Some of these terms have legitimate technical origins: In early AI research, an agent was framed as a system selecting actions in an environment to optimize a performance measure; machine learning described parameter optimization from data; and memory referred to stored state (e.g., cached context or external retrieval stores). Nonetheless, when policymakers or marketers repurpose these technical terms as human-like descriptors, they can imply open-ended autonomy beyond what developers configure or human-like cognition.

Table 2

What would technically precise policy vocabulary look like?

  • Statutes should prefer operational verbs. Systems detect, classify, cluster, score, rank, and optimize. “Decide” should be reserved for the human or institutional act that produces legal or material effects.
  • Statues should attribute agency explicitly to developers, deployers, and operators. Legal text can specify which entity determines a system’s purpose, sets decision thresholds, and decides whether and how outputs influence consequential decisions—and can establish avenues for civil society oversight.
    Many state laws already name who must test, disclose, and monitor systems.
  • Policy should specify transparency in concrete non-anthropomorphic terms about data provenance, model architecture, and known limitations. Where full technical explanation is infeasible due to opacity or trade secrets, statutes can mandate documentation of training data categories, evaluation benchmarks, and performance disparities.
  • Lawmakers should name actors across the supply chain, rather than abstracting them into references to AI, to clarify oversight responsibilities. Instead of stating that “AI verifies identity,” statutes and agency guidance can specify that a particular contractor deploys a face-matching algorithm trained on specified datasets by a particular developer under defined thresholds.
  • Policymakers should scrutinize whether human-like design is necessary for a given use case. Emerging laws in California and New York address emotional dependence and over-trust by requiring disclosures when users interact with simulated personas and treat chatbots as products whose design choices and deployment contexts are subject to governance. In higher-risk domains such as mental health, employment, education, or public benefits, reducing anthropomorphic cues may mitigate overreliance and manipulation.

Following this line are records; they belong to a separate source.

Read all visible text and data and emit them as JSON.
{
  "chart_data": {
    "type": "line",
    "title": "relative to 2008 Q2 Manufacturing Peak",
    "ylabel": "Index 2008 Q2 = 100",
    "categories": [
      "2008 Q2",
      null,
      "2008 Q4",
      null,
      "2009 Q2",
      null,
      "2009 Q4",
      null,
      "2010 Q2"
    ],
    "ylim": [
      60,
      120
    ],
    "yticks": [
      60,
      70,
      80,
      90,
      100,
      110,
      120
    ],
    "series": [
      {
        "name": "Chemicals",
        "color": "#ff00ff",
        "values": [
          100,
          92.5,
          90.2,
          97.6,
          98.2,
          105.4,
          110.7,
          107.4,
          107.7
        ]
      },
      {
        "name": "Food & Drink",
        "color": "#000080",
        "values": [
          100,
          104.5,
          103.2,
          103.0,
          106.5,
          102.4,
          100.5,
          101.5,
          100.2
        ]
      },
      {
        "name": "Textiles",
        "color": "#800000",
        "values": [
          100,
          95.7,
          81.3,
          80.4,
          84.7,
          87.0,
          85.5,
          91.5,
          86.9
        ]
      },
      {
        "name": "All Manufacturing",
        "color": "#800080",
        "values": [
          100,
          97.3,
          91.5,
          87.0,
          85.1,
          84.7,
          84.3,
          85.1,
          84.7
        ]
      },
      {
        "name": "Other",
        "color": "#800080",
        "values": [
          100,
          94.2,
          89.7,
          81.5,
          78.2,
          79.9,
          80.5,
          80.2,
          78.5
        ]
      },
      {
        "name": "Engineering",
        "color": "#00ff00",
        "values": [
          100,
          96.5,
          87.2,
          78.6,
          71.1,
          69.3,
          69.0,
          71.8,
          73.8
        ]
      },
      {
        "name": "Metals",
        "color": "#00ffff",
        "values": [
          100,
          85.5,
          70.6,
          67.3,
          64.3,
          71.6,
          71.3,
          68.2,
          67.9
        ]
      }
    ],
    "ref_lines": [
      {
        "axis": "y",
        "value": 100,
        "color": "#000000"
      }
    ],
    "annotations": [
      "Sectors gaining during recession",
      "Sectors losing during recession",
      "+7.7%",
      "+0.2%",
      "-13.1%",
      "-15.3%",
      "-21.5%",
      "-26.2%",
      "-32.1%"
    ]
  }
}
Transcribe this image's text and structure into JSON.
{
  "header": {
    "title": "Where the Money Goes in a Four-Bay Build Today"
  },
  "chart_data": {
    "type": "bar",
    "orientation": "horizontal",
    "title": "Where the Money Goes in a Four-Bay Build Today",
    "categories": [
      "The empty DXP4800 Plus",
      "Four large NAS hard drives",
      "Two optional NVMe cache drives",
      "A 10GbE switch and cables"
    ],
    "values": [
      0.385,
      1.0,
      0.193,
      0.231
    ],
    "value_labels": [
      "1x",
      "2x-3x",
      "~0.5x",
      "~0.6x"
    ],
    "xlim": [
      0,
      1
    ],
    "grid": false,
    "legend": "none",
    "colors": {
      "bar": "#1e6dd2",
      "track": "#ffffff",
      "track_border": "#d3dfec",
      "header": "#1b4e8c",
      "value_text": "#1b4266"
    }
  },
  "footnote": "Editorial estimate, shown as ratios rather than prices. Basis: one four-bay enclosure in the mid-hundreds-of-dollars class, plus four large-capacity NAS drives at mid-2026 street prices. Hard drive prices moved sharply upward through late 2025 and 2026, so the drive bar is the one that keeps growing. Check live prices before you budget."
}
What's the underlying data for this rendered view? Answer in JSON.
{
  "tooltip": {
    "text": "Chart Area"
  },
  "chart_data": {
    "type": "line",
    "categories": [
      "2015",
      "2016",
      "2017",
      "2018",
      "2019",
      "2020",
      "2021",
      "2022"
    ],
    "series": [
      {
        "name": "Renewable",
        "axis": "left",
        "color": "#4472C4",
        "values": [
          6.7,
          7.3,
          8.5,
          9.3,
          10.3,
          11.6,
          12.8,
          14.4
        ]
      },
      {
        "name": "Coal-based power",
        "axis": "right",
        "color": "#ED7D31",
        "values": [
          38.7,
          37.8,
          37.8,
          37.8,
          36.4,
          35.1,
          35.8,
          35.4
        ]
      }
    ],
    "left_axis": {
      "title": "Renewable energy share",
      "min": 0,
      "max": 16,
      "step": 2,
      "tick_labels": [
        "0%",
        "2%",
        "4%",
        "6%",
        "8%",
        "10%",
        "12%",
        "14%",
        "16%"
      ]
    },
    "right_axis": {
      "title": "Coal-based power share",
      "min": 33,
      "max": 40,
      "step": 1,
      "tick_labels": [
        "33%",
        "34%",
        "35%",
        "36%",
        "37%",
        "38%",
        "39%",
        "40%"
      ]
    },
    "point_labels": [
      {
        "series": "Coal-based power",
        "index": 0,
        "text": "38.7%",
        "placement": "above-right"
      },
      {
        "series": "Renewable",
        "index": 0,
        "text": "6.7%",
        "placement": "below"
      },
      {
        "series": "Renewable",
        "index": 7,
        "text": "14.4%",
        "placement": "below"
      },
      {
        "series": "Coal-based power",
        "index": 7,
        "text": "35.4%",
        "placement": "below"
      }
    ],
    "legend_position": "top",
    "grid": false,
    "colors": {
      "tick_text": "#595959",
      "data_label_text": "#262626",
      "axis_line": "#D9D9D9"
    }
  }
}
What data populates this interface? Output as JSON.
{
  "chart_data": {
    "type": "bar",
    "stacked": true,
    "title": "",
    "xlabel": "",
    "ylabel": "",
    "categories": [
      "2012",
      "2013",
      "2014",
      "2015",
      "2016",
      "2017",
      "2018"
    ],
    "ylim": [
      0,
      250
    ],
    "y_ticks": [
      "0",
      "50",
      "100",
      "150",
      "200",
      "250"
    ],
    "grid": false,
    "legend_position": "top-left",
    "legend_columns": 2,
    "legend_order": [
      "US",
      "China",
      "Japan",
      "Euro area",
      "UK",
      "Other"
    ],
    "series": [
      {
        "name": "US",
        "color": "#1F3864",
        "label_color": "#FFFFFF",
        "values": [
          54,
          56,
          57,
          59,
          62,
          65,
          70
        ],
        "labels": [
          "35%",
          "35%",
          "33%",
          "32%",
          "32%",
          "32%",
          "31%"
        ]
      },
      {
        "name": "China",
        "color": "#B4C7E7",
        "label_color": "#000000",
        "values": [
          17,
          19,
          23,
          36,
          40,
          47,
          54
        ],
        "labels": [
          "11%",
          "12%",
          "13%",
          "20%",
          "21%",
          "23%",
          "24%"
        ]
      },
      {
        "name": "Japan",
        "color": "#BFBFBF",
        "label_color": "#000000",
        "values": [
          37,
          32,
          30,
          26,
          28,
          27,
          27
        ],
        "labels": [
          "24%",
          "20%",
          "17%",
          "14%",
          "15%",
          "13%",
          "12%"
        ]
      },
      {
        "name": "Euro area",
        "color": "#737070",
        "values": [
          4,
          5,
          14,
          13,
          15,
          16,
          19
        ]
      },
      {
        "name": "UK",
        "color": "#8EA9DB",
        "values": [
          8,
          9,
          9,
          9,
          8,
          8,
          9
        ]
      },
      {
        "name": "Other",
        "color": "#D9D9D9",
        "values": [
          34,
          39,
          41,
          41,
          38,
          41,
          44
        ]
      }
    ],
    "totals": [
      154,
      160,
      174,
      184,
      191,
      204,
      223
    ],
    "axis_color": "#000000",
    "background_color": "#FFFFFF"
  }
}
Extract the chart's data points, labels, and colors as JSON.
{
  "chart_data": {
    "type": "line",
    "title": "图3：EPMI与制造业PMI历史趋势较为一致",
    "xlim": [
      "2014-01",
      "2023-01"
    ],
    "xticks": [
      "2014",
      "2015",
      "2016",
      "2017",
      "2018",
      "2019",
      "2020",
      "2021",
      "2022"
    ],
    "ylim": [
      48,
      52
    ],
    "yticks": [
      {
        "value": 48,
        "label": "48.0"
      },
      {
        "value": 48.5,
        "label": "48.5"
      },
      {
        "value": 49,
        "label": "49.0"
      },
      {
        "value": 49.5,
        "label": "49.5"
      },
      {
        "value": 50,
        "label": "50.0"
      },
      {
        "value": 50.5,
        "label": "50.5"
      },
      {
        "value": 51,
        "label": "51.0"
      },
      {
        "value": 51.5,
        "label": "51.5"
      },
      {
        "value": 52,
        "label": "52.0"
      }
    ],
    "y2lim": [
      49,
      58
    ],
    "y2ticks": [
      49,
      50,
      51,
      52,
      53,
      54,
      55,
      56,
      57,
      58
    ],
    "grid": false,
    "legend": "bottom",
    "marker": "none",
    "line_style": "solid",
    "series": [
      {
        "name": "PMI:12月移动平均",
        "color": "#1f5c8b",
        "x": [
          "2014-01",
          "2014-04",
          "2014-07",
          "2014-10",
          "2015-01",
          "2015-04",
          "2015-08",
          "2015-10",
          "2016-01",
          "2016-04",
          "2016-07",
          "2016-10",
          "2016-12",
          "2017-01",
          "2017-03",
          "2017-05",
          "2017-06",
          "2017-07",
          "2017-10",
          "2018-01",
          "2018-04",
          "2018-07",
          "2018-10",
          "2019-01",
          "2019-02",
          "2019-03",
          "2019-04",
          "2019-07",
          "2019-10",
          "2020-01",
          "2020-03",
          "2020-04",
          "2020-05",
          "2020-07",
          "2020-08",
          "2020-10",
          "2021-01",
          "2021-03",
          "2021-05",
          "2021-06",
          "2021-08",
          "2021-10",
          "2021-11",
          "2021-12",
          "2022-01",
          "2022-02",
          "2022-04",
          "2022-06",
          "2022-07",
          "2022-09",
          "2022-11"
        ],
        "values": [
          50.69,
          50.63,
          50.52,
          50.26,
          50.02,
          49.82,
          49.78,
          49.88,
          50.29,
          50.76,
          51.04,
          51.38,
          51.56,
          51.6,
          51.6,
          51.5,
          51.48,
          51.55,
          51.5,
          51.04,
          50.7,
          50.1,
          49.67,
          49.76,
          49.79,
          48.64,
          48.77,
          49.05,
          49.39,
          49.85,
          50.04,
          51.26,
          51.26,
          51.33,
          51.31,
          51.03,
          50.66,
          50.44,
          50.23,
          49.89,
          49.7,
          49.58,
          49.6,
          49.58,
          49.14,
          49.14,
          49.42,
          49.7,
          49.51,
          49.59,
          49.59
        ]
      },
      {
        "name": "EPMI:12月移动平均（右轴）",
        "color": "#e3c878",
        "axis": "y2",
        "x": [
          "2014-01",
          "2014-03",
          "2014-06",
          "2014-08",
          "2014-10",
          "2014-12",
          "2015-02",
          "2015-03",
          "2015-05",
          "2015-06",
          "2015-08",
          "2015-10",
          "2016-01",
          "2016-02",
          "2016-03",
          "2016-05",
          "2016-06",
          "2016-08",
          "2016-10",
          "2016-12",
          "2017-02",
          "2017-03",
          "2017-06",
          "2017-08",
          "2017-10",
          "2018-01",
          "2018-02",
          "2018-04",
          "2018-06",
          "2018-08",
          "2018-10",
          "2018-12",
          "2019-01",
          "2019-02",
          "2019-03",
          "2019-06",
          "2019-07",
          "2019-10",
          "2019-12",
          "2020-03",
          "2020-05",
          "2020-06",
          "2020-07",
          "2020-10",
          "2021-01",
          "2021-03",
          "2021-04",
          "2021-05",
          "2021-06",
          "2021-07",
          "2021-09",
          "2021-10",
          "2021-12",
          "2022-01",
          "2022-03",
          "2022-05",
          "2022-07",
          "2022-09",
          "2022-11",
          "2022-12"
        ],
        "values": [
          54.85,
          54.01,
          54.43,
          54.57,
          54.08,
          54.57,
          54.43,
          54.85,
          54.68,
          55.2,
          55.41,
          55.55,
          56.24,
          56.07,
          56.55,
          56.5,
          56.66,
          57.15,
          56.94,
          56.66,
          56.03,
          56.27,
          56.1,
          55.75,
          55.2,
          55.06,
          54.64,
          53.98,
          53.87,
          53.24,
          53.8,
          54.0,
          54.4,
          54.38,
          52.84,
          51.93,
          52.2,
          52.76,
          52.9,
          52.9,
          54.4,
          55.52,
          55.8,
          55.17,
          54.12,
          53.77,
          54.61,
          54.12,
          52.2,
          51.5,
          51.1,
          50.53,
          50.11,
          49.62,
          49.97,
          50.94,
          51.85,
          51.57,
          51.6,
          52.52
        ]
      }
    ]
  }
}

Precision in legislative language will not solve every governance problem, especially given information asymmetries and power imbalances, but it can improve institutional outcomes at the margin. In the AI context, anthropomorphic terminology can make accountability and implementation unclear. More operational language can clarify who builds and deploys systems, how they function, where risks occur, and which actors bear documentation, testing, monitoring, and liability obligations. It strengthens procurement, enforcement, and public understanding. AI systems may be multipurpose technologies, but they are still engineered products embedded in organizational decision chains. Policy should describe the technology accordingly.